While arguing the case for Alberta as a hub for gas from both the North Slope and Mackenzie Delta, Smith told an international pipeline conference Sept. 30 that Kyoto would be an “economic rock” on the pipeline sector’s shoulders that could impair new development.

Implementing Kyoto would retard oil sands and conventional development “to the point that pipelines would not need to be built,” he said.

Because much of the natural gas demand spurring Mackenzie Delta pipeline development would be driven by the need for feedstock to power new oil sands projects, the protocol creates uncertainty for the proposed line along the Mackenzie valley, Smith said.

He said the only short-term boon stemming from Kyoto could be the construction of pipelines to deliver raw bitumen from northern Alberta to upgrading facilities in the United States.

Demand for pipelines an opportunity

Smith pointed out that Kyoto is a source of uncertainty for a sector at a time when the demand for pipelines presents a “major opportunity.”

The U.S. Energy Information Administration, he noted, has predicted that North America will need about 53,000 miles of new transmission by 2010, requiring spending of more than US$80 billion.

Kyoto aside, he said Alberta supports free and open markets for bringing northern gas to markets, without favoring either the North Slope or Delta projects.
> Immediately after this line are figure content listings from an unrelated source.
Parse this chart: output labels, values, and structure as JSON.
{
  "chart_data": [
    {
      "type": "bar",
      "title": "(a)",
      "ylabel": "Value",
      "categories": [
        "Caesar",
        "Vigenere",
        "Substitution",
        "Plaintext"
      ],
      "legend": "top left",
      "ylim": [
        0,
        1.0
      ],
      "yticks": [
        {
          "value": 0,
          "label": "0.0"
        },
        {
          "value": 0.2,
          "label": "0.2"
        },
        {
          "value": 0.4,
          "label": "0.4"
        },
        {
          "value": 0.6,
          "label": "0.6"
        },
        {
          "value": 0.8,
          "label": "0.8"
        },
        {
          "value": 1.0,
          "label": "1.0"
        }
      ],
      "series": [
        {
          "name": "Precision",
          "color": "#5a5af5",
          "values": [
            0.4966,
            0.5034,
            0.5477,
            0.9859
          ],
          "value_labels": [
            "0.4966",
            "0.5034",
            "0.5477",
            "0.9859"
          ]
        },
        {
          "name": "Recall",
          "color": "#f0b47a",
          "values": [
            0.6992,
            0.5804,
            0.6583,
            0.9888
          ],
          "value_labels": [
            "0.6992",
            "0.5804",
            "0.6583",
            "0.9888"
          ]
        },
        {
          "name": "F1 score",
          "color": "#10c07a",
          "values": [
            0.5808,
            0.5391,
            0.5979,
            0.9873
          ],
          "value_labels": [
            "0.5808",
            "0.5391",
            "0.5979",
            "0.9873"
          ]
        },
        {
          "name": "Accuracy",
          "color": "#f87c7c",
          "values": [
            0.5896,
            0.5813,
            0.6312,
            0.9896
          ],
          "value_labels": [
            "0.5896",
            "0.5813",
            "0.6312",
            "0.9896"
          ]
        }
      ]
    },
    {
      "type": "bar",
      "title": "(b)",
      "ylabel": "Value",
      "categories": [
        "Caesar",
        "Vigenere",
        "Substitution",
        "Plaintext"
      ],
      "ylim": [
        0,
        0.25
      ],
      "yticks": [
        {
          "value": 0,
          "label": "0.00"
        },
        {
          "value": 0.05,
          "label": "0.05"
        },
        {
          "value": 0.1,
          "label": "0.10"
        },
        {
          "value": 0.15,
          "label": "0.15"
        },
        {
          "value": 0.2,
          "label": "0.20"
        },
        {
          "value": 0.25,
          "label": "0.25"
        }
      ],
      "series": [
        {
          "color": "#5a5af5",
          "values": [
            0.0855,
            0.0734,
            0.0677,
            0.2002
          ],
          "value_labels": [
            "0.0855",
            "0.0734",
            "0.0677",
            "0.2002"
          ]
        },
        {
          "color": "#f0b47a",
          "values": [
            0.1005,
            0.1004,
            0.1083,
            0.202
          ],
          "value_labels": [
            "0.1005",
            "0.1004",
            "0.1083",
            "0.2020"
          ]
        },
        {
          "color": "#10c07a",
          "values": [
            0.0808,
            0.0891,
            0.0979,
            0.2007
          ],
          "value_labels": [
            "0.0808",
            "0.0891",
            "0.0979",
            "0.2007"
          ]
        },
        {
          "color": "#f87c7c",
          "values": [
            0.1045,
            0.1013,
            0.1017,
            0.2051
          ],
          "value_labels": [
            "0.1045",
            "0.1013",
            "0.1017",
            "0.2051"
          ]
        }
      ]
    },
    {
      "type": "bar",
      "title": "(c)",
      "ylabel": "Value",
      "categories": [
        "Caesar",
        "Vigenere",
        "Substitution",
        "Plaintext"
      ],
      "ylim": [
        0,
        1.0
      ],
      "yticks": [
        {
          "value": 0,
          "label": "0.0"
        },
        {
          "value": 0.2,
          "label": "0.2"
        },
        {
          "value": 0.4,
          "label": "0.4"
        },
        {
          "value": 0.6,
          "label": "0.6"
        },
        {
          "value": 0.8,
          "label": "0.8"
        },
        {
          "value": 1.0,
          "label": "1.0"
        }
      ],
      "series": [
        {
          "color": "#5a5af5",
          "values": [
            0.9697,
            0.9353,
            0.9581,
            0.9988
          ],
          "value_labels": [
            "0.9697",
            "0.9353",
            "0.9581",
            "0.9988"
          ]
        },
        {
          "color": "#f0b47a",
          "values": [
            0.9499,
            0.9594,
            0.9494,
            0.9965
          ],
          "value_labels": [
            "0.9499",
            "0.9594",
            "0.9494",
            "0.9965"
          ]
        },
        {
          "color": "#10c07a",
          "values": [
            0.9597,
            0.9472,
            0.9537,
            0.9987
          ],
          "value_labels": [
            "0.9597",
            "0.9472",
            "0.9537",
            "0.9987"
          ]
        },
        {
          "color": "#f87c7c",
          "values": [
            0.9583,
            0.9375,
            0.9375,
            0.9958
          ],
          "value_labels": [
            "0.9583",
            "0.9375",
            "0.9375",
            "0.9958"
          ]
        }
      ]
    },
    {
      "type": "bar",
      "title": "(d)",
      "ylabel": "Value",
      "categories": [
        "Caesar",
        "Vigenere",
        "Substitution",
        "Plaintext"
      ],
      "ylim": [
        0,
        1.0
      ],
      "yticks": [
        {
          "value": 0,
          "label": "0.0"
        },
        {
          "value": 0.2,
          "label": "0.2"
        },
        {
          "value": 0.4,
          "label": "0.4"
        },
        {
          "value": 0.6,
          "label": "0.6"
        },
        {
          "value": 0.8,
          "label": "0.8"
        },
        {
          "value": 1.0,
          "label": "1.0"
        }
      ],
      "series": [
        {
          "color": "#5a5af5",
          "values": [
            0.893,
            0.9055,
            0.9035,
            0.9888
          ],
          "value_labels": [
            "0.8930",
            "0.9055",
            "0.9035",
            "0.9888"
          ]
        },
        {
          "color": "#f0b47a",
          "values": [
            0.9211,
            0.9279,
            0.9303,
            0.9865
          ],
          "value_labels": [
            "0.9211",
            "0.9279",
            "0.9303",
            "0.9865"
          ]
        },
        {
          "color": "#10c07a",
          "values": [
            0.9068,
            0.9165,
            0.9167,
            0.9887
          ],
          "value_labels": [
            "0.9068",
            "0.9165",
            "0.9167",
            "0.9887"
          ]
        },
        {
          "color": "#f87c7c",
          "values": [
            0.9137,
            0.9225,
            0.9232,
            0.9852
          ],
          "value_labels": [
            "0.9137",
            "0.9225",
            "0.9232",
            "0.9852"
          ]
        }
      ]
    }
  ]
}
“We want other jurisdictions to follow market-based principles as well,” Smith said. “Government intervention in the energy market place is usually counterproductive.”

But he insisted the best opportunity for unlocking the potential of both northern basins is to utilize an Alberta hub, taking advantage of a “sophisticated network” of producers, processors, pipeline companies, storage operators, markets, natural gas liquids extractors, electricity and oil sands producers and regulators.

Alberta hub to six major markets

The Alberta hub offers northern producers access to six major markets “rather than the more restricted markets they would reach with a bullet line straight through to Chicago,” Smith said.

He said the benefits are liquidity and efficiency — lower costs, more opportunity and better cash flows — with the ability to grow and adapt as supply and demand shift.

Industry players have made major additions to Alberta’s take-away pipeline capacity by expanding service to traditional markets such as Chicago and opening up new markets, such as the U.S. Northeast.

On the technology front, Smith said advances in pipeline materials, construction, design methodologies, rights-of-way management and satellite imagery increase the attractiveness of proposed northern pipeline development.

However, the costs of complying with Kyoto get in the way of decision-making and progress. Smith said he had been told that a politician in Alaska recently said his state “would be crazy to route a new gas pipeline through (Canada) if we ratify Kyoto.”